W zeszły tygodniu doszło do szkody na moim zderzaku z winy kierującego innym pojazdem.
Zderzak wygląda tak po szkodzie:
Po spisaniu oświadczeń i zgłoszeniu tego do ubezpieczalni sprawcy (PZU) dokonałem dodatkowych oględzin i następstwem tej szkody są:
- urwane są zaczepy dolne zderzaka
- nie działa jeden czujnik parkowania
- nie działa moduł zegara radiowego
Dzisiaj był rzeczoznawca PZU, porobił fotki, uwzględnił na protokole uszkodzony czujnik parkowania, natomiast modułu zegara już nie.
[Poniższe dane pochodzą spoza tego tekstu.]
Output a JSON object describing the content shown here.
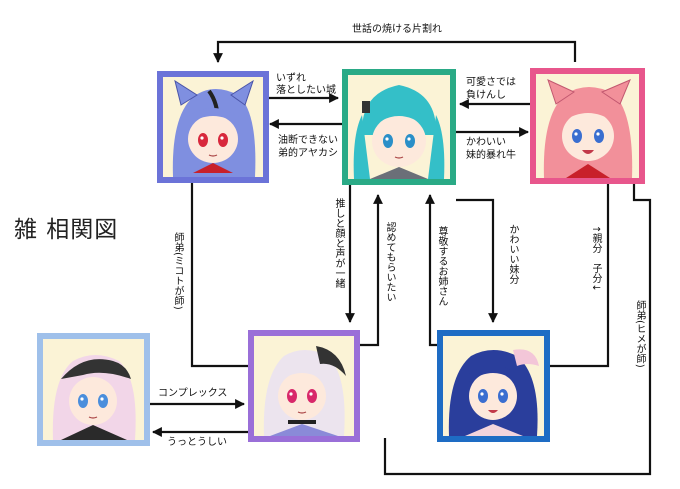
{
  "title": "雑 相関図",
  "colors": {
    "miku": "#2aaa86",
    "ia": "#6b73d8",
    "pink": "#e8568c",
    "una": "#9a6fd8",
    "blue": "#1e6cc4",
    "lblue": "#9fc0ea",
    "line": "#111111",
    "skin": "#fbf3d6"
  },
  "labels": {
    "top": "世話の焼ける片割れ",
    "ia_to_miku_1": "いずれ",
    "ia_to_miku_2": "落としたい城",
    "miku_to_ia_1": "油断できない",
    "miku_to_ia_2": "弟的アヤカシ",
    "pink_to_miku_1": "可愛さでは",
    "pink_to_miku_2": "負けんし",
    "miku_to_pink_1": "かわいい",
    "miku_to_pink_2": "妹的暴れ牛",
    "left_vertical": "師弟(ミコトが師)",
    "oshi": "推しと顔と声が一緒",
    "mitome": "認めてもらいたい",
    "sonkei": "尊敬するお姉さん",
    "kawaii_imouto": "かわいい妹分",
    "oyabun": "↑親分　子分↓",
    "right_vertical": "師弟(ヒメが師)",
    "complex": "コンプレックス",
    "uttou": "うっとうしい"
  }
}
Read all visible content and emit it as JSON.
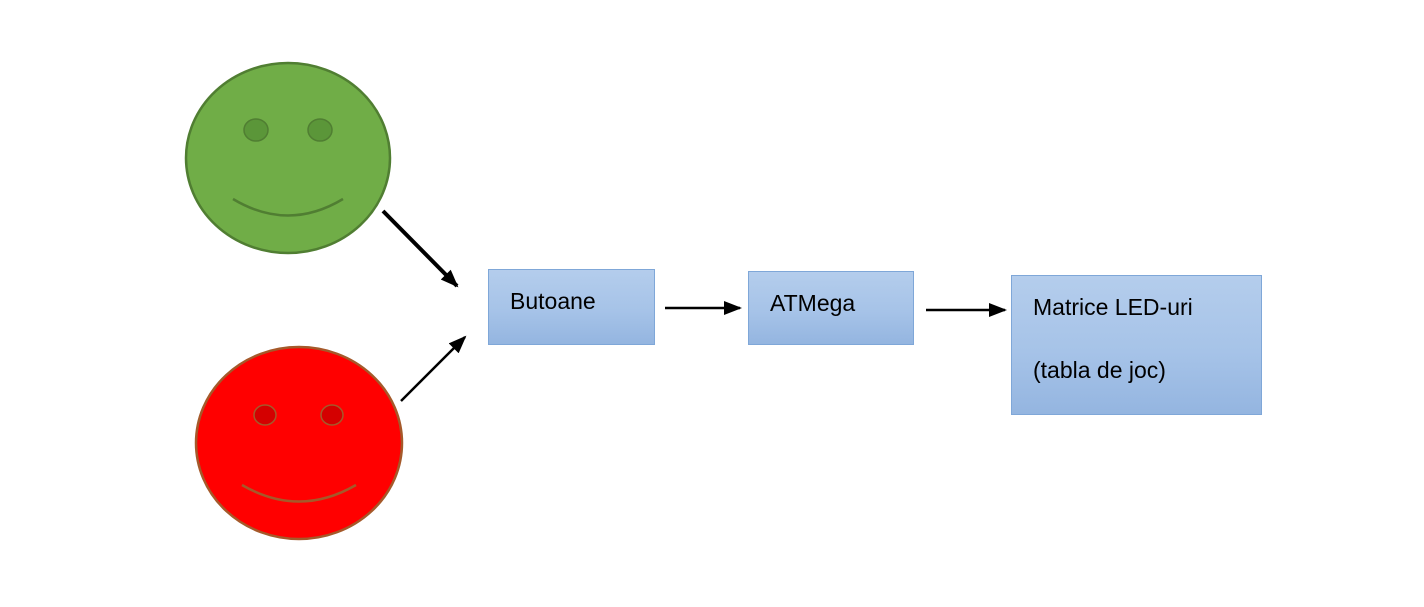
{
  "diagram": {
    "players": [
      {
        "id": "player-green",
        "face": "smiley",
        "fill": "#70ad47",
        "stroke": "#507e32",
        "eye_fill": "#5b9639"
      },
      {
        "id": "player-red",
        "face": "smiley",
        "fill": "#ff0000",
        "stroke": "#a5592a",
        "eye_fill": "#d40000"
      }
    ],
    "nodes": {
      "butoane": {
        "label": "Butoane"
      },
      "atmega": {
        "label": "ATMega"
      },
      "matrice": {
        "label_line1": "Matrice LED-uri",
        "label_line2": "(tabla de joc)"
      }
    },
    "edges": [
      {
        "from": "player-green",
        "to": "butoane"
      },
      {
        "from": "player-red",
        "to": "butoane"
      },
      {
        "from": "butoane",
        "to": "atmega"
      },
      {
        "from": "atmega",
        "to": "matrice"
      }
    ],
    "colors": {
      "box_fill": "#a6c3e8",
      "box_border": "#7fa7d8",
      "arrow": "#000000"
    }
  }
}
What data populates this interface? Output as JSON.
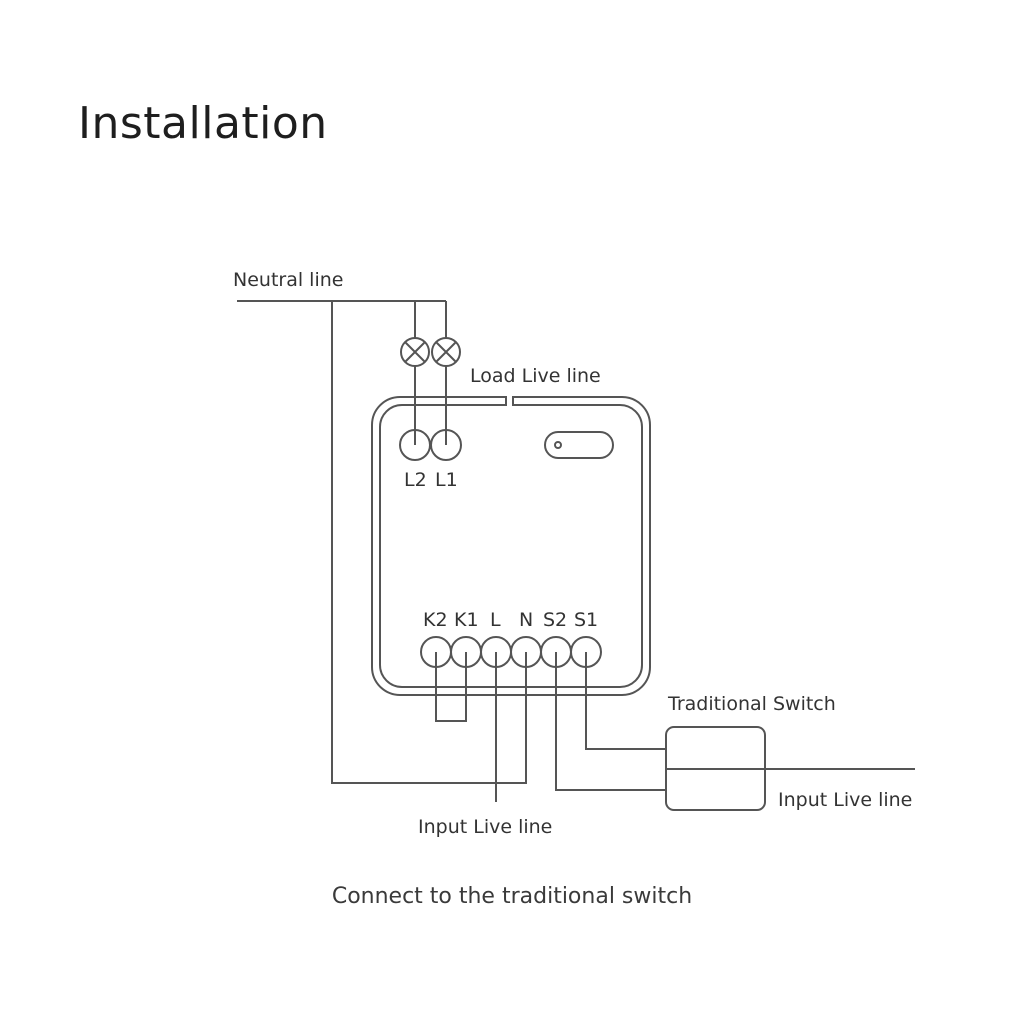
{
  "title": "Installation",
  "caption": "Connect to the traditional switch",
  "labels": {
    "neutral_line": "Neutral line",
    "load_live_line": "Load Live line",
    "traditional_switch": "Traditional Switch",
    "input_live_line_right": "Input Live line",
    "input_live_line_bottom": "Input Live line"
  },
  "top_terminals": [
    "L2",
    "L1"
  ],
  "bottom_terminals": [
    "K2",
    "K1",
    "L",
    "N",
    "S2",
    "S1"
  ],
  "colors": {
    "line": "#555555",
    "text": "#333333",
    "background": "#ffffff"
  }
}
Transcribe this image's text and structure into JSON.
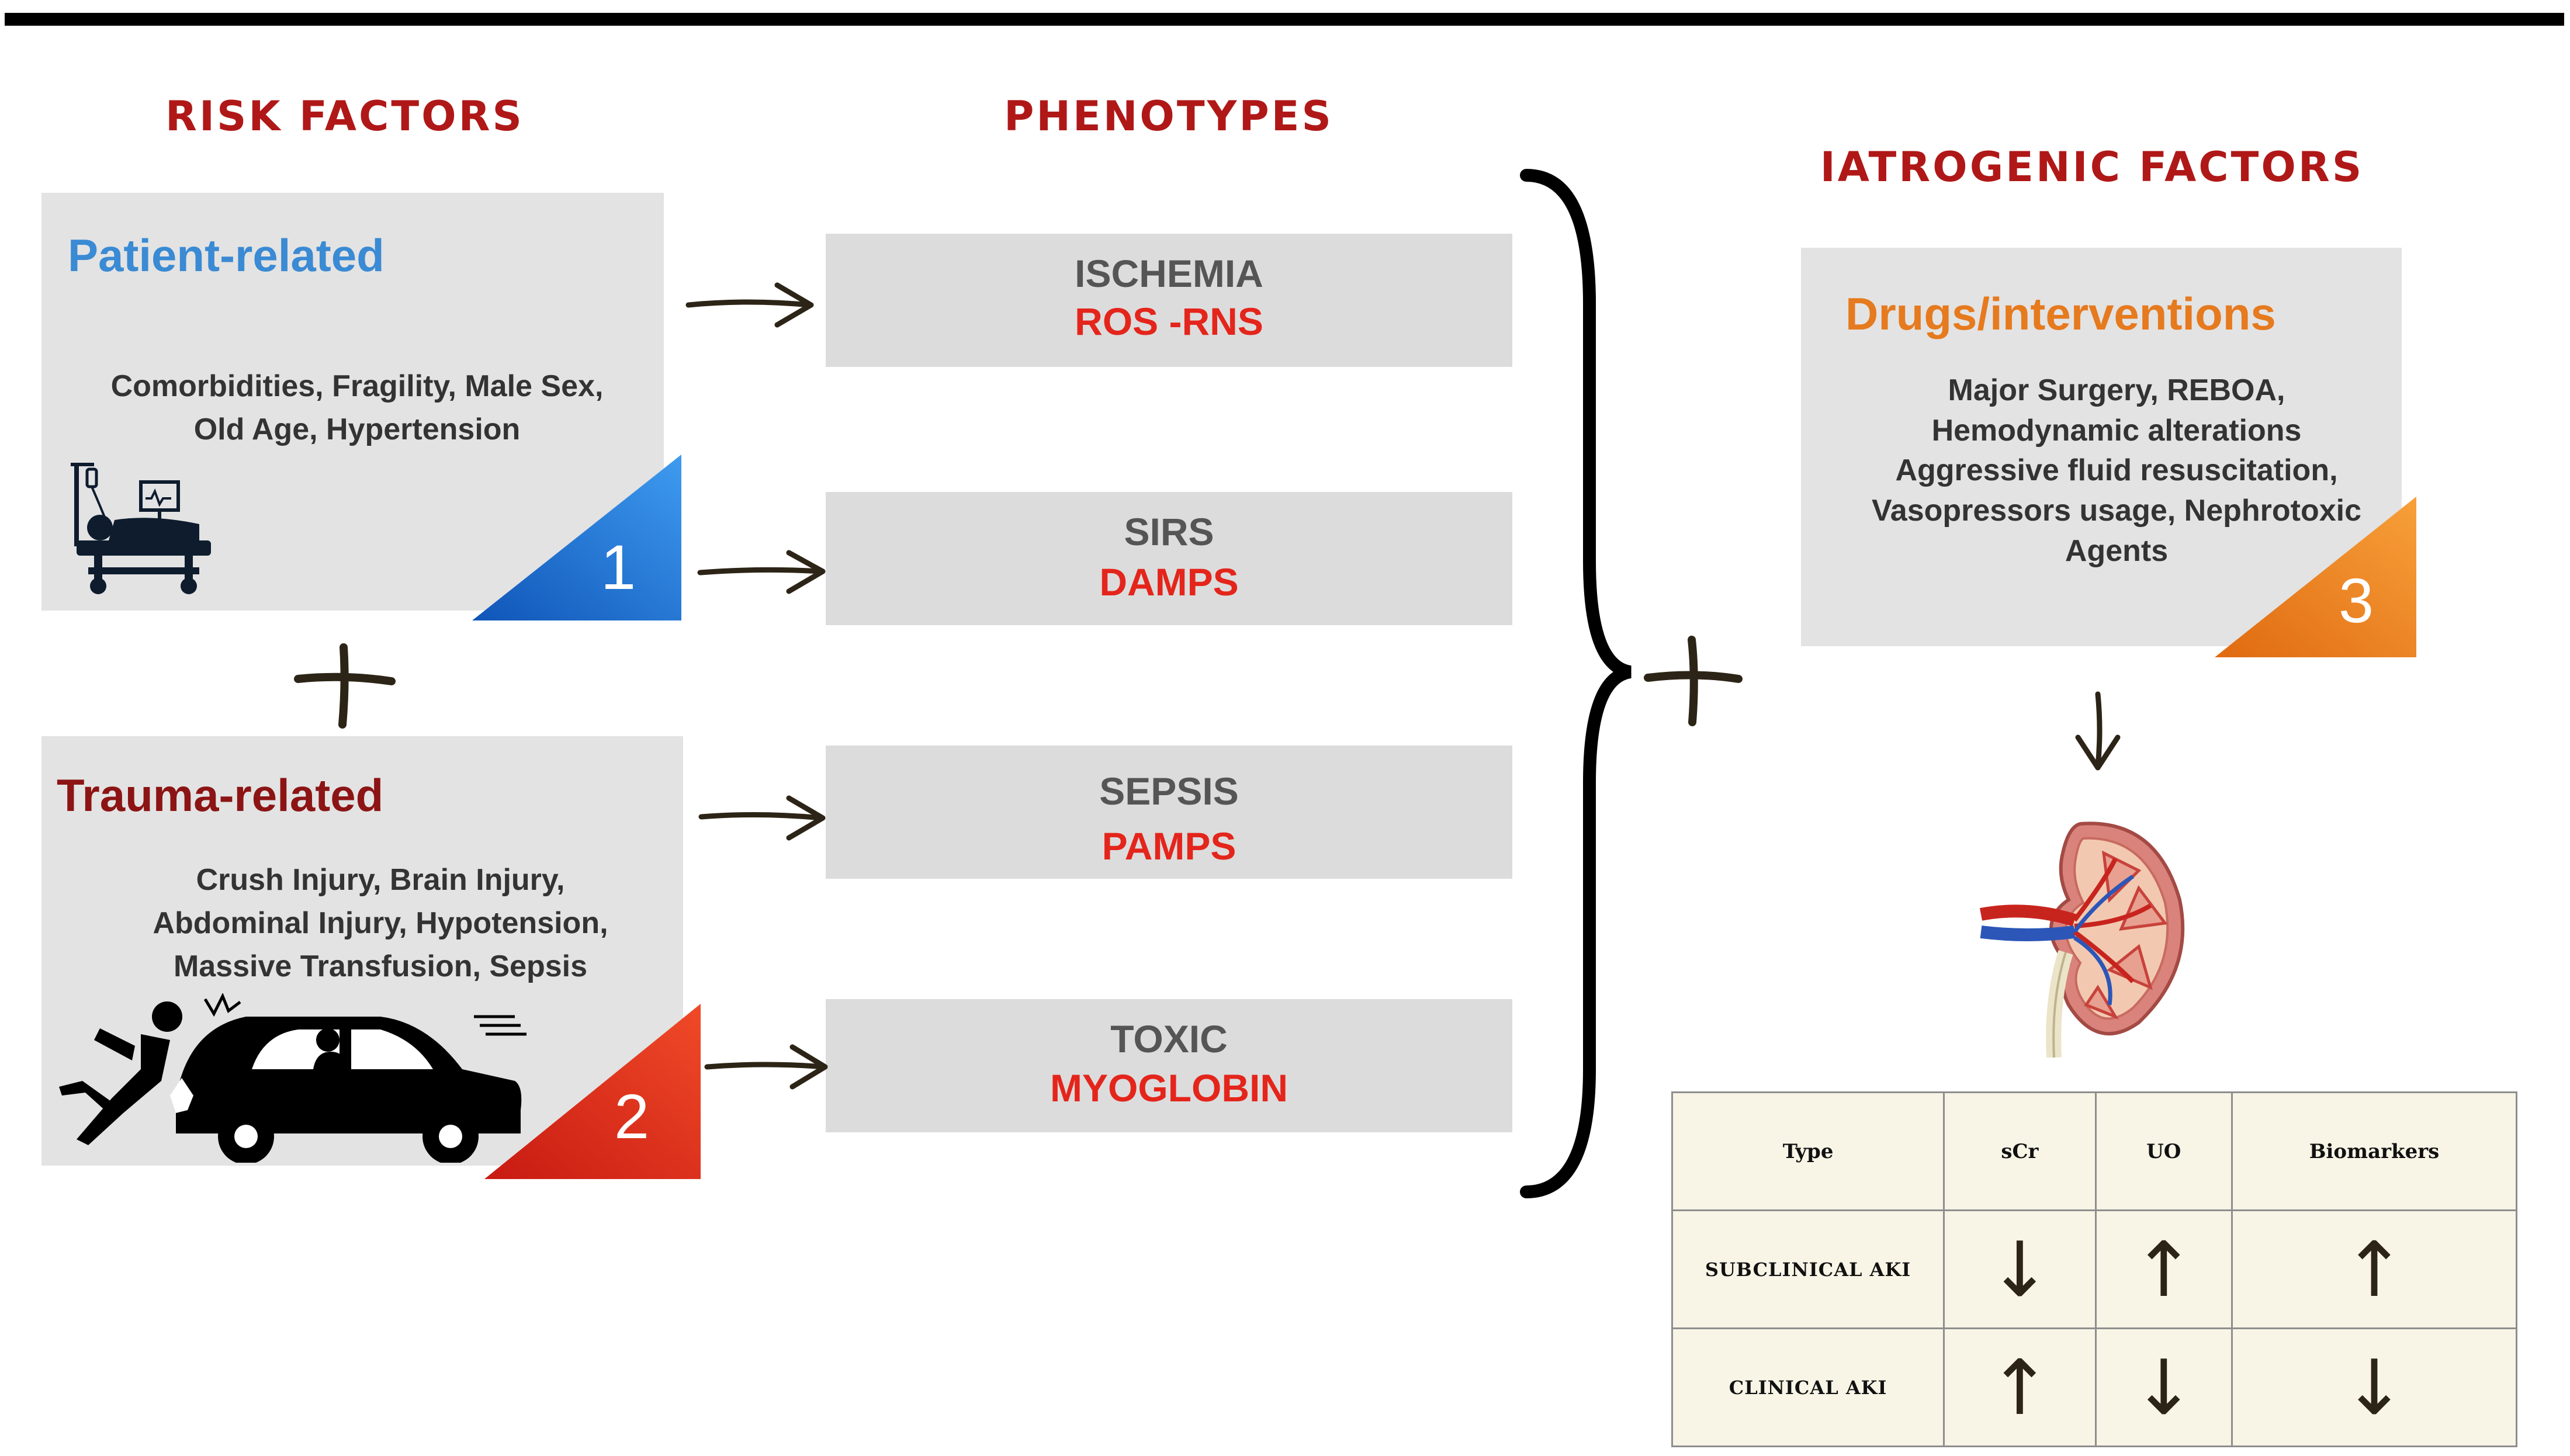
{
  "headers": {
    "risk_factors": "RISK FACTORS",
    "phenotypes": "PHENOTYPES",
    "iatrogenic_factors": "IATROGENIC FACTORS"
  },
  "patient": {
    "title": "Patient-related",
    "line1": "Comorbidities, Fragility, Male Sex,",
    "line2": "Old Age, Hypertension",
    "number": "1",
    "icon": "hospital-bed-icon"
  },
  "trauma": {
    "title": "Trauma-related",
    "line1": "Crush Injury, Brain Injury,",
    "line2": "Abdominal Injury, Hypotension,",
    "line3": "Massive Transfusion, Sepsis",
    "number": "2",
    "icon": "car-accident-icon"
  },
  "iatrogenic": {
    "title": "Drugs/interventions",
    "line1": "Major Surgery, REBOA,",
    "line2": "Hemodynamic alterations",
    "line3": "Aggressive fluid resuscitation,",
    "line4": "Vasopressors usage, Nephrotoxic",
    "line5": "Agents",
    "number": "3"
  },
  "phenotypes": [
    {
      "name": "ISCHEMIA",
      "mediator": "ROS -RNS"
    },
    {
      "name": "SIRS",
      "mediator": "DAMPS"
    },
    {
      "name": "SEPSIS",
      "mediator": "PAMPS"
    },
    {
      "name": "TOXIC",
      "mediator": "MYOGLOBIN"
    }
  ],
  "aki_table": {
    "headers": [
      "Type",
      "sCr",
      "UO",
      "Biomarkers"
    ],
    "rows": [
      {
        "type": "SUBCLINICAL AKI",
        "scr": "↓",
        "uo": "↑",
        "biomarkers": "↑"
      },
      {
        "type": "CLINICAL AKI",
        "scr": "↑",
        "uo": "↓",
        "biomarkers": "↓"
      }
    ]
  },
  "colors": {
    "header_red": "#b01818",
    "patient_blue": "#3a8ad4",
    "trauma_darkred": "#8c1414",
    "drugs_orange": "#e67a1e",
    "mediator_red": "#e4251b",
    "triangle_blue": "#1f6fd0",
    "triangle_red": "#e8321e",
    "triangle_orange": "#f08a1c",
    "arrow_brown": "#2c2416"
  },
  "icons": [
    "hospital-bed-icon",
    "car-accident-icon",
    "kidney-icon"
  ]
}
Oto wycena jaką otrzymałem, całość wycenili na 823PLN co wydaje mi sie bardzo mało zważywszy na fakt, że nowy czujnik parkowania kosztuje >500pln w serwisie,
PODSUMOWANIE KALKULACJI
NAPR: 669.38 VAT : 153.96 NAPR: 823.34 PLN
Poniżej szczegółowa wycena
https://drive.google.com/file/d/0B8YAqCkzCD-iNldVdERLTWJpNEk/view?usp=sharing
Prosiłbym fachowców o rzucenie okiem i podpowiedzi co i jak teraz mam robić. Pisać odwołanie czy jechać na wycene wg kosztorysu ASO i wysłać im taki kosztorys?